Students filmed a variety show

Spark! Youth Camp participants went with the flow this summer

Devyn Ens October 1, 2022

Campers returned this summer for the ninth year of the Spark! Youth Camp, hosted by Alberta Avenue Community League from July 18 to 22. 

Thirty kids between the ages of eight to 14 participated, learning skills on the performance and storytelling side or the technical and design side of theatre production. 

This summer’s production was lead instructor Katie Cutting’s first year at the program’s helm. Cutting helped overhaul the camp from a theatre program with an in-person performance at the end of the camp, to a program centred around producing a film performance. 

“The performance kids, they write and star in their own story. Throughout the course of the week, they write it and by the end of the week, we’ve filmed it and then it’s up to me to edit it to their specs,” Cutting explains. 

“Then on the other side, the tech side where I spend most of my time, myself and the tech instructor take the kids through building sets, props, learning how to use cameras, all of the stuff that they need to be able to make a short film.”

This year’s camp started off similar to last year’s camp. Campers arrived on the first day, ready to dive into the world of filmmaking. Cutting and the two assistant facilitators, David Rae and Amy Dass, had prepped three different ideas to pitch to the kids. 

“On Monday, the performance students sat down in their groups and then they all kind of wrote a scenario for the different options that we presented. And they all came back using the exact same one,” Cutting says. 

She continues: “They wanted to use a fancy Victorian castle and some very high society stories. So from that point, the tech side, we started working on a set right away.” 

While the tech and design campers worked on making their Victorian fantasy come to life, the performance campers created their characters and worked on their scripts. By the end of the Tuesday session, things were falling into place perfectly. 

And then, says Cutting, disaster struck. 

“What makes this very interesting is that I got COVID,” she explains. “And I tested positive Wednesday morning, just as we’re coming right into the peak of all of these things that we’ve got to do.”

With Cutting on the sidelines, Rae and Dass, along with the program teacher assistants, flipped the camp on its head and started afresh with a new concept. 
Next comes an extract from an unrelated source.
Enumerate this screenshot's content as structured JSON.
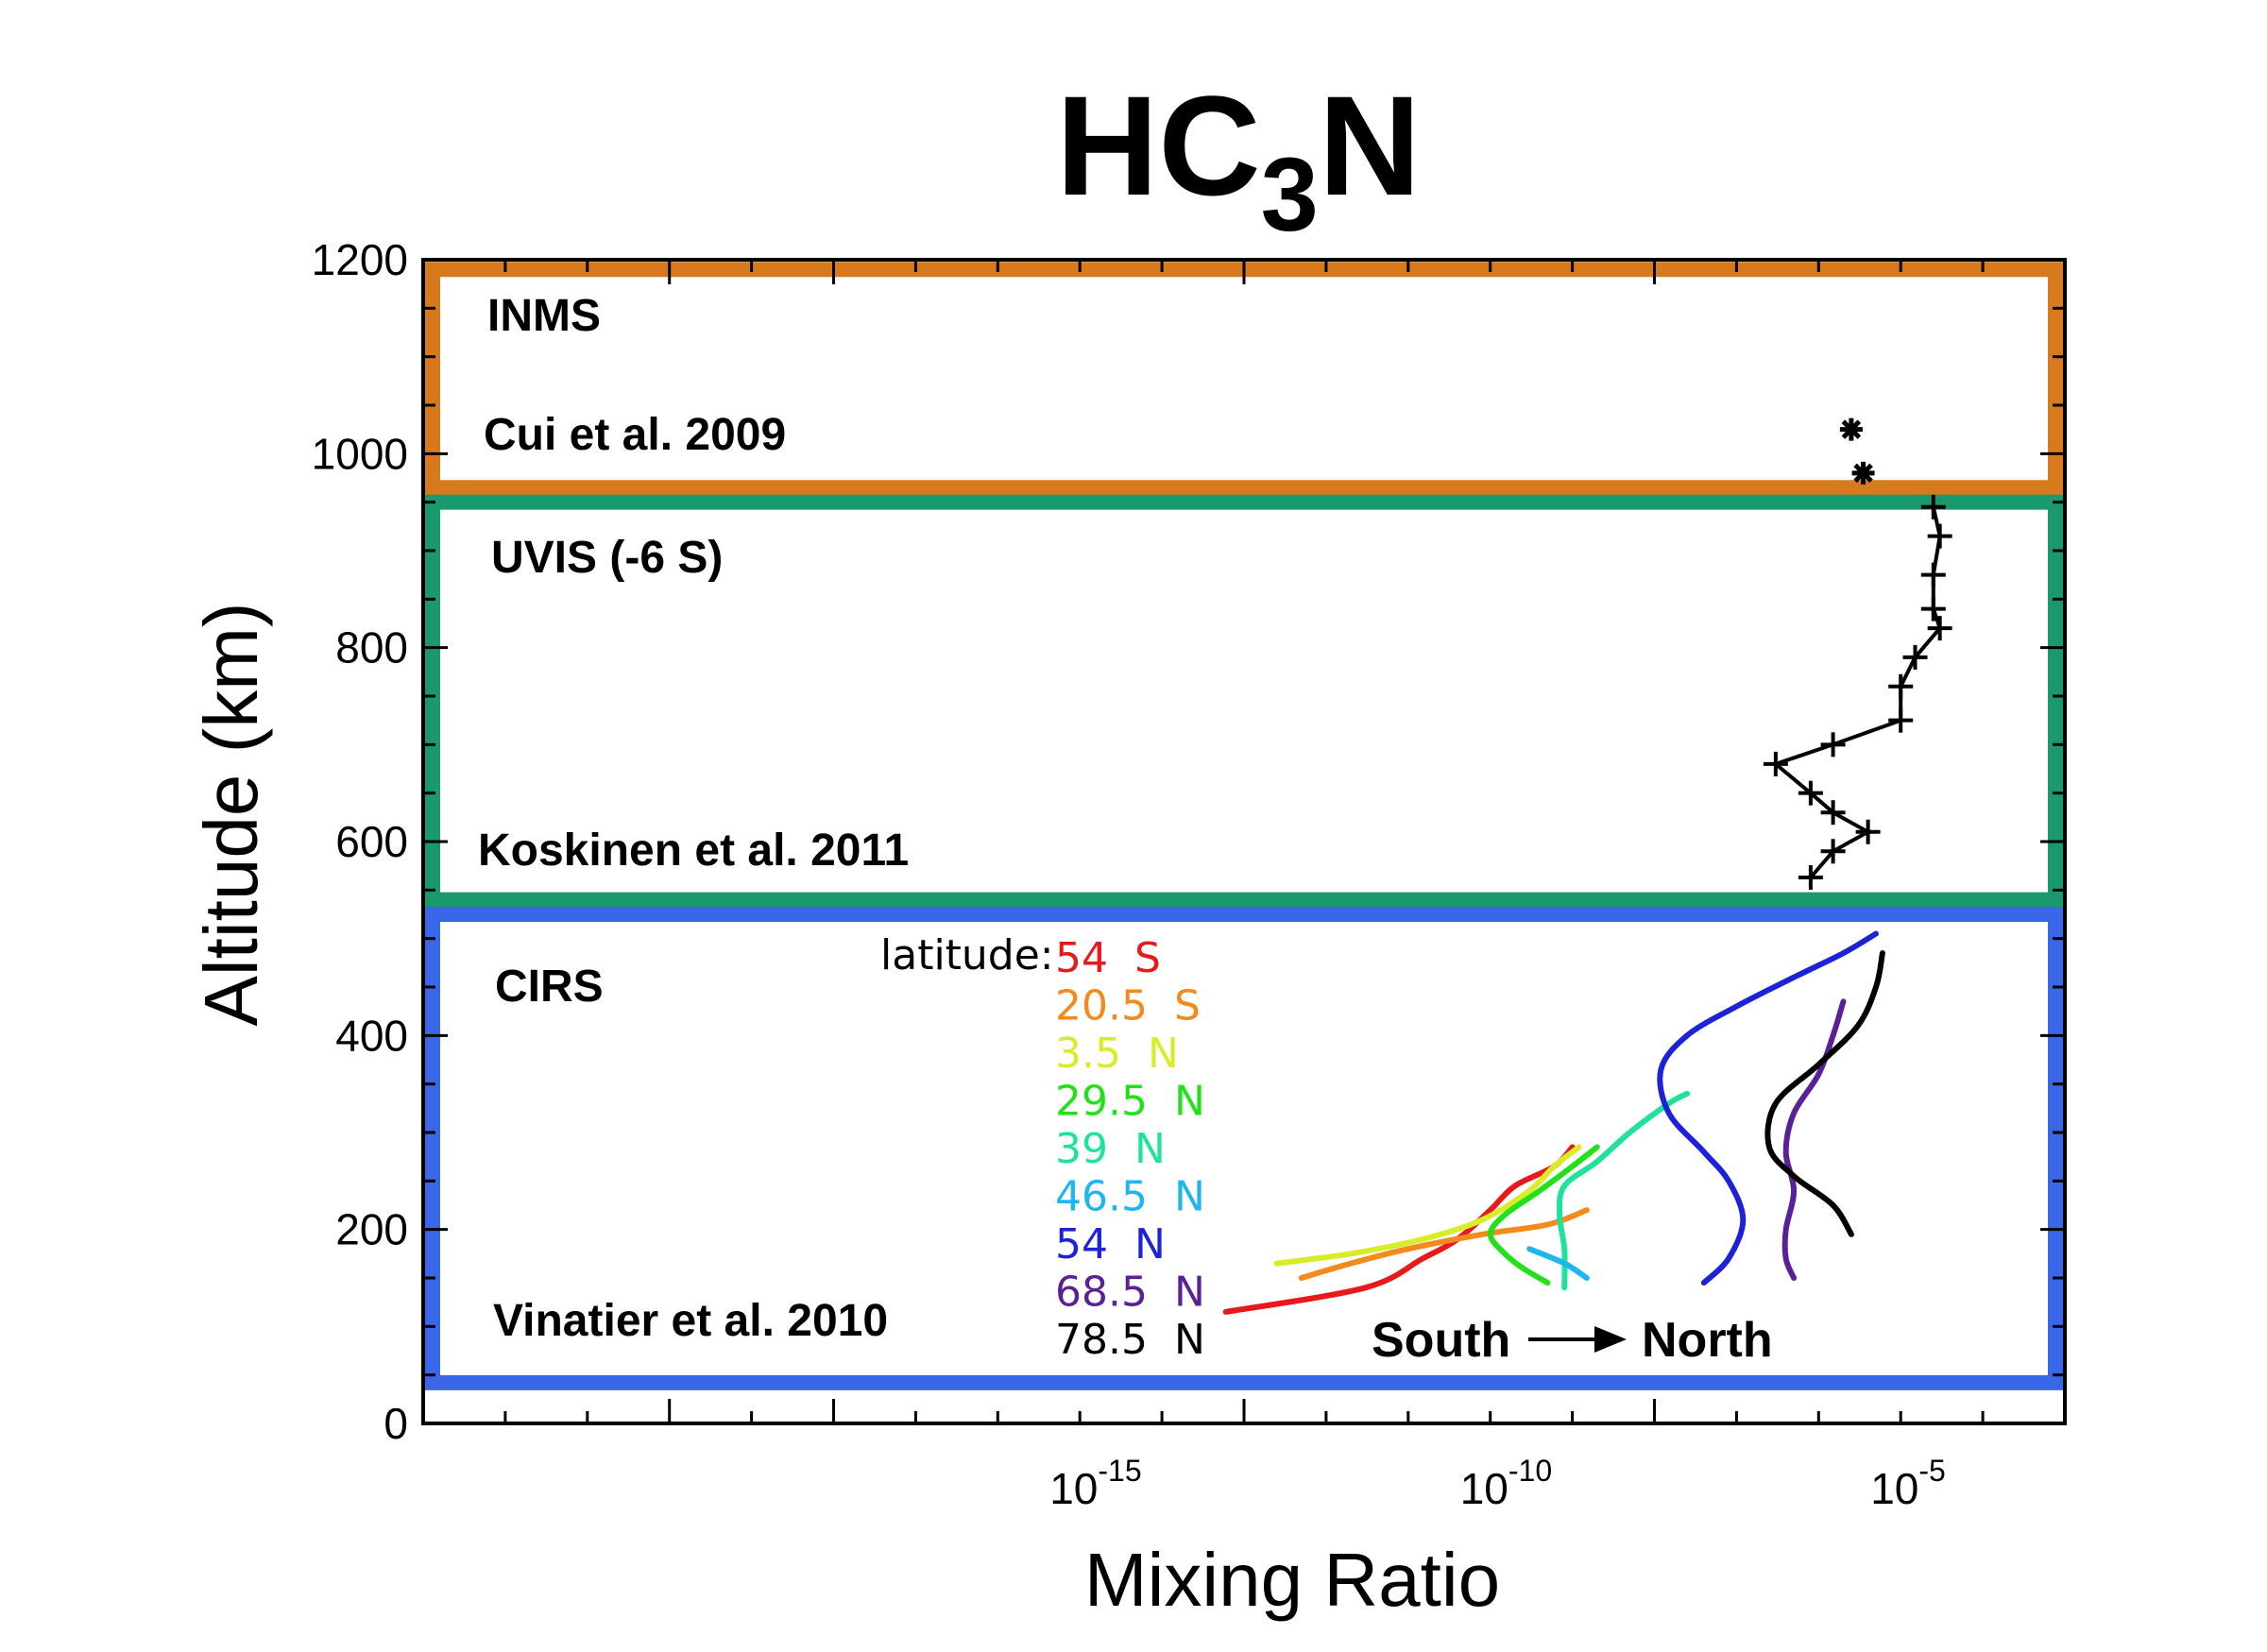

“What we ended up with was a variety show, set in the castle that we’d already started to design. And it’s very much like an ‘Alfred Hitchcock Presents’ kind of thing,” says Cutting. 

“Between each segment, we go back to a house. So the host introduces the first segment, and we go off and we have an adventure. And then we come back and forth and back and forth throughout the story.”

Despite the hiccups along the way, the campers completed their film and premiered it at the league on Sept. 11.